キノコの美味しい季節。
以前、キノコのクリームシチューを作り、さらにそれをパイで包んで焼いた「キノコのポットシチューパイ」を作ってみたところ、悲しい状態になってしまったことがある。

こんがり焼けたパイをサクサク崩しながら食べるのは楽しいが、中のクリームシチューが分離してしまい、失敗・茶碗蒸しみたいになっていたのだ。

こんな話を友人・知人にすると、「キノコを入れたせいでは?」とか「炒めるとき、バターでなくマーガリンを使ったからでは?」とか「牛乳じゃなくて低脂肪乳か加工乳、使わなかった?」など、様々な指摘をされた。
確かにキノコもマーガリンも使ったけれど、この組み合わせはよくやっているし、クリームシチューを作った段階では分離していなかった。ただ、言われてみれば、「種類別・牛乳」でなく「加工乳」だったような気はする……。
もしかして「牛乳」「成分調整牛乳」「加工乳」など、料理のメニューによって向いてるもの・向かないものがあるの?
牛乳や加工乳・成分調整牛乳の違いと、その用途の違いについて、社団法人日本乳業協会・消費者相談室に聞いた。

「『種類別・牛乳』はそのまま搾って殺菌処理したもので、『成分調整牛乳』には低脂肪・無脂肪がありますが、基本的に生乳100%で外から何も加わっていないものを指します。また、『加工乳』は特別な加工を行っているわけではないのですが、乳製品を加えているもので、成分規格などは厚労省の『乳及び乳製品の成分規格等に関する省令』によって決まっているんですよ」
ちなみに、「乳飲料」はフルーツコーヒーやコーヒー牛乳などのほか、カルシウムやビタミン強化など、「原材料に乳製品以外のものを含んでいるもの」を指すのだそうだ。
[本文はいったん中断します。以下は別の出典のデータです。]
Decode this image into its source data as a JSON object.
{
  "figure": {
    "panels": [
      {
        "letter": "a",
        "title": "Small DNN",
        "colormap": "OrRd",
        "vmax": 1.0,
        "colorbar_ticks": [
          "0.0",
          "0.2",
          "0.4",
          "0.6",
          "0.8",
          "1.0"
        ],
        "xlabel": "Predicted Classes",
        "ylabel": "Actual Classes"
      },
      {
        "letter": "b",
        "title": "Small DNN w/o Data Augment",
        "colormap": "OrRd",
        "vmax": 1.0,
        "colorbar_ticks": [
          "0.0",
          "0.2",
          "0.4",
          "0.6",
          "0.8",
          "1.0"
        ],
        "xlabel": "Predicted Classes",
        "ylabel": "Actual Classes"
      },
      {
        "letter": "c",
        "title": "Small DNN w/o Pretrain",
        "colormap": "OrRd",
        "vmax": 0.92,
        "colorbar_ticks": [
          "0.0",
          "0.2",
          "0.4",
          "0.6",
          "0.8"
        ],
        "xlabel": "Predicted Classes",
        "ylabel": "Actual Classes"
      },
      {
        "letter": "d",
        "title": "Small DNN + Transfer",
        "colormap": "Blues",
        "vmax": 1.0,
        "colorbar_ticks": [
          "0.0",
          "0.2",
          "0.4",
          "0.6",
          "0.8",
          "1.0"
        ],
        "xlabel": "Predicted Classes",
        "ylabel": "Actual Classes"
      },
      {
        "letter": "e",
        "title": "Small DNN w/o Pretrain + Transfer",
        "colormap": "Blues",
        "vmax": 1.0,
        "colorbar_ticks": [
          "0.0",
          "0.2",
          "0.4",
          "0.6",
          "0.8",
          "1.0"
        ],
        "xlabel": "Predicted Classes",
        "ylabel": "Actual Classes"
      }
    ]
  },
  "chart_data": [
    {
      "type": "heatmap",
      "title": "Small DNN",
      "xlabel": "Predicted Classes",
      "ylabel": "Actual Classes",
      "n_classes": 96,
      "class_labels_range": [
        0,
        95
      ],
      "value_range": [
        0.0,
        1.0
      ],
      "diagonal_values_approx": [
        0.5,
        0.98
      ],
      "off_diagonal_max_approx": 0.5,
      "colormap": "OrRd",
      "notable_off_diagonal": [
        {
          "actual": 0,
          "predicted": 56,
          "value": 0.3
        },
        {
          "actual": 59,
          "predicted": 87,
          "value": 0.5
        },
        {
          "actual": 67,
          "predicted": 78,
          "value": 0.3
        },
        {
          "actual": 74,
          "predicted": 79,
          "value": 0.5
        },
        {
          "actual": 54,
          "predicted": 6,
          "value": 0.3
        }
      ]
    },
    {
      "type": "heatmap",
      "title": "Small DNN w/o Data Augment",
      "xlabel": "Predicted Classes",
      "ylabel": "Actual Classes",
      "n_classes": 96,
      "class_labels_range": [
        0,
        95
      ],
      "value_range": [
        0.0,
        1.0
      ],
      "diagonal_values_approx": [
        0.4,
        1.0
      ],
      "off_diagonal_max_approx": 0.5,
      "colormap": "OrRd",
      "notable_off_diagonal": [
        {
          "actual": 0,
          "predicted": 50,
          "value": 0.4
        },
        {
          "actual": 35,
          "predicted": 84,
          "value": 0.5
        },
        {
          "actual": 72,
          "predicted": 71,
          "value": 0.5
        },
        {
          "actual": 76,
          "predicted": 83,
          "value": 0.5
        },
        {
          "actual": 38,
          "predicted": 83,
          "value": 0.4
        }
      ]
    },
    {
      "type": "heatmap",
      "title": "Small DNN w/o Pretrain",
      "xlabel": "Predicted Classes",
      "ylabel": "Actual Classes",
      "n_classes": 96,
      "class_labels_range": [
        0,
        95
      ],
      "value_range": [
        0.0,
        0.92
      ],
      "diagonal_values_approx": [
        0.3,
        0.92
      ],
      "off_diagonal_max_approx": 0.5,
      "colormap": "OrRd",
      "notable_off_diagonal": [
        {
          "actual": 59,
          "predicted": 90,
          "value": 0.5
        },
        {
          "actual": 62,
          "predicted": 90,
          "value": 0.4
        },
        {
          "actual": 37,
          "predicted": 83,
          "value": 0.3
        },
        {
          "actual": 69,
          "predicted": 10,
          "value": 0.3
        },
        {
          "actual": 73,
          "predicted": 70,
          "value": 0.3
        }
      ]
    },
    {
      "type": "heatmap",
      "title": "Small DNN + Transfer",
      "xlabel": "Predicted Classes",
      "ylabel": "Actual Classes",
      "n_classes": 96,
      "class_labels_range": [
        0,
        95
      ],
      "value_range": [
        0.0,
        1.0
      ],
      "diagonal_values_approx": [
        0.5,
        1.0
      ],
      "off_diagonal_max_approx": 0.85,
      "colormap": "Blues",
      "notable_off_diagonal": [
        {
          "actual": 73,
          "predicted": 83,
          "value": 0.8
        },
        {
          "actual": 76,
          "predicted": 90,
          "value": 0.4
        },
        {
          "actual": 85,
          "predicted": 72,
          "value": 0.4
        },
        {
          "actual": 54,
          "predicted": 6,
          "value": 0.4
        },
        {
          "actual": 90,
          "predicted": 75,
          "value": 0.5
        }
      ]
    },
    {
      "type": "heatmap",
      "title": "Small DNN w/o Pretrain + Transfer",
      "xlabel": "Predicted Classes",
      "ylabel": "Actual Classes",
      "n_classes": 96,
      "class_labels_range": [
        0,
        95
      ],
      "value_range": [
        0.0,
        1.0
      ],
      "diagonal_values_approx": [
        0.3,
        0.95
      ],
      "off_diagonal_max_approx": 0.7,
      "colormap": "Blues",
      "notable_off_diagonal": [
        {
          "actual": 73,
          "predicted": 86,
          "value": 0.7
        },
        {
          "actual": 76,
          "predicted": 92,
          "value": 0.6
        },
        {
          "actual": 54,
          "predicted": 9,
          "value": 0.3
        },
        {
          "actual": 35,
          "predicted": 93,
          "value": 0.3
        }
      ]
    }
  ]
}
ところで、料理によって、これらの向き・不向きがあるのかを聞いてみると……。
「向き・不向きといった差はありません。もともと牛乳は、オレンジジュースと混ぜるとトロリとなるように、たんぱく質のカゼインと酸が合わさると固まる性質があります。シチューなどでも、野菜か出る酸と反応しますが、加熱すると反応が促進され、長く煮込むと分離してしまうんです。これは加工乳でもどれでも同じですので、牛乳は最後に入れるのがちょうど良いんですよ」
豆乳で作るシチューなども、やはり煮込みすぎると分離してしまうもの。

シチューを作った段階では分離していなかったのに、ポットパイを焼く際に加熱しすぎてしまったということなのだろうか。

ところで、市販の牛乳で作るデザートには「必ず種類別が『牛乳』と書いてあるものをお使いください。乳飲料・加工乳などでは固まらない場合があります」と書かれているものもある。
これは実際に、種類別「牛乳」以外で作ったときにうまく固まらなかった経験があるから、注意していたけれど……。

クリーム系やシチューの煮込みに使う牛乳は、種類別「牛乳」でも「成分調整牛乳」でも「加工乳」でも問題なく、あくまで煮込みすぎないことが重要ということでした。